Applications of AI in Financial Services
With key business benefits and pressure from tech savvy consumers top of mind, AI algorithms are being implemented by FIs across every financial service—here’s how:
AI in Personal Finance
Consumers are hungry for financial independence, and providing the ability to manage one’s financial health is the driving force behind adoption of AI in personal finance. Whether offering 24/7 financial guidance via chatbots powered by natural language processing or personalizing insights for wealth management solutions, AI is a necessity for any financial institution looking to be a top player in the industry.
An early example of AI in personal finance is Capital One’s Eno. Eno launched in 2017 and was the first natural language SMS text-based assistant offered by a US bank. Eno generates insights and anticipates customer needs throughover 12 proactive capabilities, such as alerting customers about suspected fraud or price hikes in subscription services.
Example of AI in Finance:
Risk assessment
Can you use artificial intelligence to determine whether someone is eligible for a loan? Definitely. In fact, banks and apps are using machine learning algorithms to not only determine a person’s loan eligibility, but also provide personalized options, according to Towards Data Science. The advantage? AI isn’t biased and can make a determination on loan eligibility quickly and more accurately.
Risk management
Risk mitigation is always an important — yet ongoing challenge — in banking (and practically every other industry). Now, machine learning can help experts use data to “pinpoint trends, identify risks, conserve manpower and ensure better information for future planning,” according to Built In.

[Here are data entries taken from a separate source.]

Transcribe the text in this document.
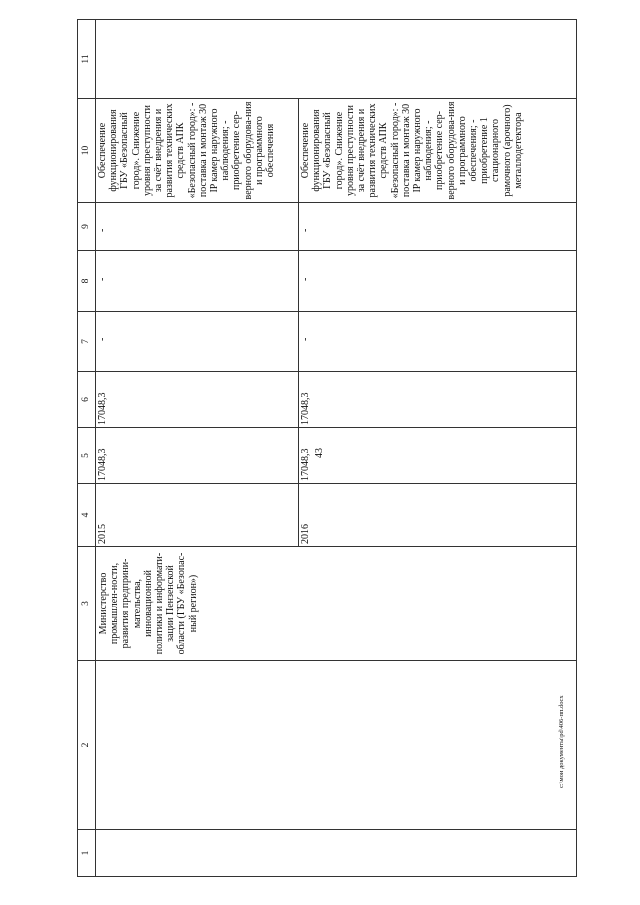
43
c:\мои документы\pd\406-пп.docx
1	2	3	4	5	6	7	8	9	10	11
		Министерство промышлен-ности, развития предприни-мательства, инновационной политики и информати-зации Пензенской области (ГБУ «Безопас-ный регион»)	2015	17048,3	17048,3	-	-	-	Обеспечение функционирования ГБУ «Безопасный город». Снижение уровня преступности за счёт внедрения и развития технических средств АПК «Безопасный город»: - поставка и монтаж 30 IP камер наружного наблюдения; - приобретение сер-верного оборудова-ния и программного обеспечения	
			2016	17048,3	17048,3	-	-	-	Обеспечение функционирования ГБУ «Безопасный город». Снижение уровня преступности за счёт внедрения и развития технических средств АПК «Безопасный город»: - поставка и монтаж 30 IP камер наружного наблюдения; - приобретение сер-верного оборудова-ния и программного обеспечения; - приобретение 1 стационарного рамочного (арочного) металлодетектора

Fraud detection, management and prevention
Have you ever received a phone call from your credit card company after you’ve made several purchases? Thanks to artificial intelligence, fraud detection systems analyze a person’s buying behavior and trigger an alert if something seems out of the ordinary or contradicts your traditional spending patterns, according to Towards Data Science.
Credit decisions
Towards Data Science explains that artificial intelligence can quickly and more accurately assess a potential customer based on a variety of factors, including smartphone data (plus, machines aren’t biased.)
Financial advisory services
Looking to follow the latest financial trends? Interested in a portfolio review? Artificial intelligence algorithms can analyze a person’s portfolio (or the latest trends or most types of relevant financial information) so that you can receive the information you need as quickly as possible, according to Forbes.
Trading
Since artificial intelligence is used to analyze patterns within large data sets, it’s no surprise that it’s often used in trading. As Built In explains, AI-powered computers can sift through data faster than humans, which expedites the entire process and saves large chunks of time.
Managing finances/personalized banking
Chatbots and virtual assistants have reduced (and in some cases eliminated) the need to spend time on the phone waiting to speak with a customer service representative. Now, thanks to technology and AI, customers can check their balance, schedule payments, look up account activity, ask questions with a virtual assistant and receive personalized banking advice whenever it’s most convenient, according to Towards Data Science.
Preventing cyberattacks
Consumers want to be reassured that banks and financial institutions will keep their money and personal information as safe and secure as possible, and artificial intelligence can help. It’s estimated that up to 95% of cloud breaches are caused by human error. Artificial intelligence can boost company security by analyzing and determining normal data patterns and trends, and alerting companies of discrepancies or unusual activity.
Better predict and assess loan risks
As Forbes explains, artificial intelligence can analyze a customer’s spending patterns and actions, which can predict loan borrowing behavior. This is also important in areas around the world where people have smartphones and other means of connection and communication but may not have traditional credit. Forbes gives this example: A loan applicant can download an app and the lender would use it to analyze the person’s “digital footprint” — which includes social media use, browsing history and more in order to build a more complete picture.
Enabling 24/7 customer interactions
Thanks to artificial intelligence and the prevalence of virtual assistants and chatbots, customers can ask questions at all hours of the day (and night!) and don’t have to wait to speak with a person.”It’s always about making the human interaction more efficient, because in many of these cases, there’s still a customer service rep,” says Rob Thomas, senior vice president of IBM’s Cloud and Data Platform, in a recent Yahoo! Finance video. “But AI is making them more productive, making them better at solving the problem.” This means “virtual assistants can respond to customer needs with minimal employee input,” according to AI News. “A straightforward means of increasing productivity, the time and effort spent on generic customer queries is reduced, freeing up teams to focus on longer-term projects that drive innovation across the business.”
Reducing the need for repetitive work/process automation
AI can automate repetitive mundane, time-consuming tasks, such as reviewing documents or pulling information from applications, which will free up employees to tackle other projects.
Reducing false positives and human error
People make mistakes, and human error is an unfortunate reality. In the financial services industry, 94% of surveyed IT professionals said they aren’t confident that their employees, consultants and partners can safely protect customer data. Thankfully, artificial intelligence can help reduce false positives and human error.